Subject Ann, Arno :: Explicit join semantics
Author Helen Borrie
An interesting thing came up in the support list today, regarding explicit
join semantics. Since both Ann and Arno seemed to be "coming from the same
place" with respect to this issue, I'd be interested in their expanding on
this question. If it makes sense to me, I'd like to write a FAQ sheet or
similar with regard to it, since it news to me.

The inquirer wanted to know how to write this query:

select * from TABLE1 a
left join (
select * from TABLE2 a2 where a2."Val" = :Val
and a2."Pos" = :Pos ) b
on a."ID" = b."ID_ref"

He seemed to be attempting to make derived table style of query.
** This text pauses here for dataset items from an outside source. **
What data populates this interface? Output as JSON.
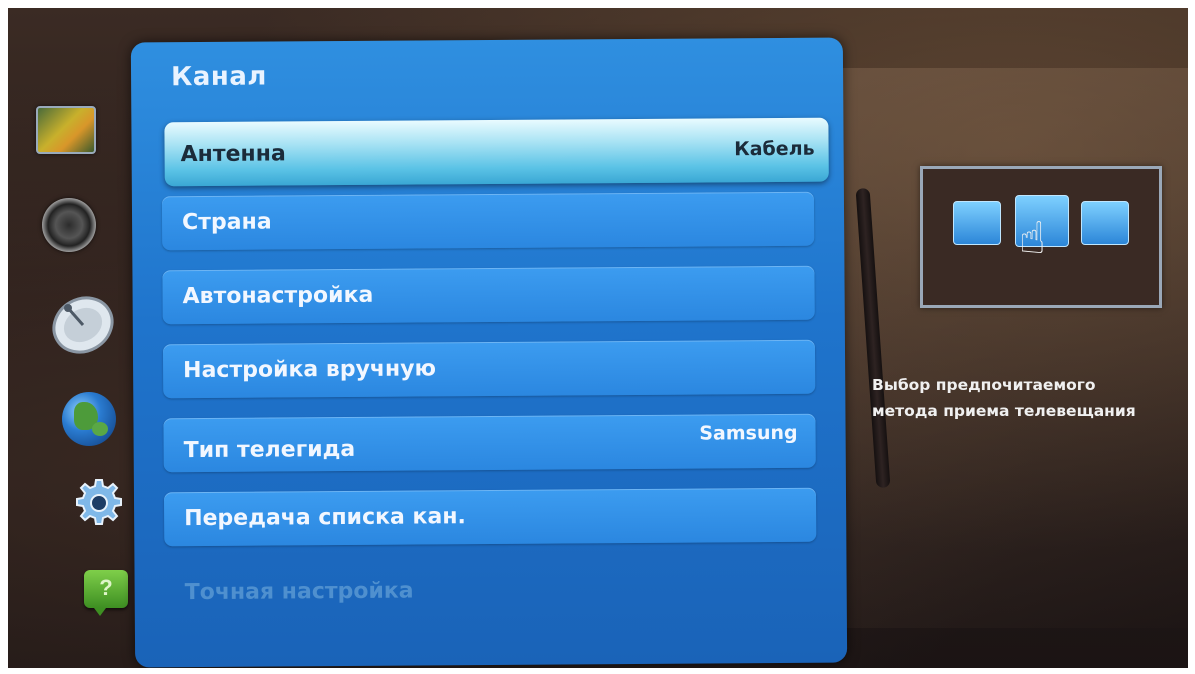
{
  "menu": {
    "title": "Канал",
    "items": [
      {
        "label": "Антенна",
        "value": "Кабель",
        "state": "selected"
      },
      {
        "label": "Страна",
        "value": "",
        "state": "normal"
      },
      {
        "label": "Автонастройка",
        "value": "",
        "state": "normal"
      },
      {
        "label": "Настройка вручную",
        "value": "",
        "state": "normal"
      },
      {
        "label": "Тип телегида",
        "value": "Samsung",
        "state": "normal"
      },
      {
        "label": "Передача списка кан.",
        "value": "",
        "state": "normal"
      },
      {
        "label": "Точная настройка",
        "value": "",
        "state": "disabled"
      }
    ]
  },
  "sidebar": {
    "icons": [
      "picture-icon",
      "sound-icon",
      "broadcast-icon",
      "network-icon",
      "system-icon",
      "support-icon"
    ],
    "help_glyph": "?"
  },
  "help_panel": {
    "description_line1": "Выбор предпочитаемого",
    "description_line2": "метода приема телевещания"
  },
  "colors": {
    "panel_blue": "#1f74cc",
    "item_blue": "#2b87e0",
    "selected_highlight": "#a9e3f4",
    "disabled_text": "#4f90cf"
  }
}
I replied
as follows:

Well, the derived table seems redundant for this example, which appears to
be a straightforward left join.

select a.*, a2.*
from TABLE1 a
left join TABLE2 a2
on a."ID" = a2."ID_ref"
where a2."Val" = :Val
and a2."Pos" = :Pos

Next, Ann jumped in with this:

My understanding is that putting the conditions

a2."Val" = :Val and a2."Pos" = :Pos

into the where clause changes the query from a left join to an inner join,
since missing values from the right table won't pass the where sieve.

Putting the conditions into the "on" clause should give the expected result
for a left join.

select a.*, a2.*
from TABLE1 a
left join TABLE2 a2
on a."ID" = a2."ID_ref" and
a2."Val" = :Val and
a2."Pos" = :Pos

Arno confirmed this:

I think it's late or very early for Helen ;-)

The where clause should be in the on clause

SELECT
*
FROM
TABLE1 a
LEFT JOIN TABLE2 a2 ON (a."ID" = a2."ID_ref" and
a2."Val" = :Val and a2."Pos" = :Pos)

OK. Now, ever since we had explicit join support in IB (5.1?) I've
believed that

1) the semantics were identical whether the search criteria were in the ON
clause or the WHERE clause

AND

2) it's not good practice to merge search conditions with join conditions

Now, it's obvious that I'm misinformed about the semantics, at least as far
as Firebird is concerned. Both responses imply that WHERE conditions that
are ANDed to an ON condition are handled in an intermediate stream in some
way that affects the output.

This is interesting to me for at least two reasons: first, in The Book, in
the firm belief that the engine sifts out WHERE criteria that are ANDed to
the join criteria and defers them to the WHERE clause, I've recommended NOT
trying to combine search criteria with join criteria in this fashion,
specifically because some abstraction layers have trouble parsing out
parameters from such constructions. Secondly, if the semantics really are
different it throws fresh possibilities into solving a problem one of my
customers has currently with Firebird 1.0.

For this discussion, I'd like Ann or Arno (or, better, both) to explain
these semantics according to how the engine/optimizer actually processes
the request.

I'd also like to know at what point the semantics changed. Was this a Fb
1.5 thing, or was it already done by the time we had Fb 1.0?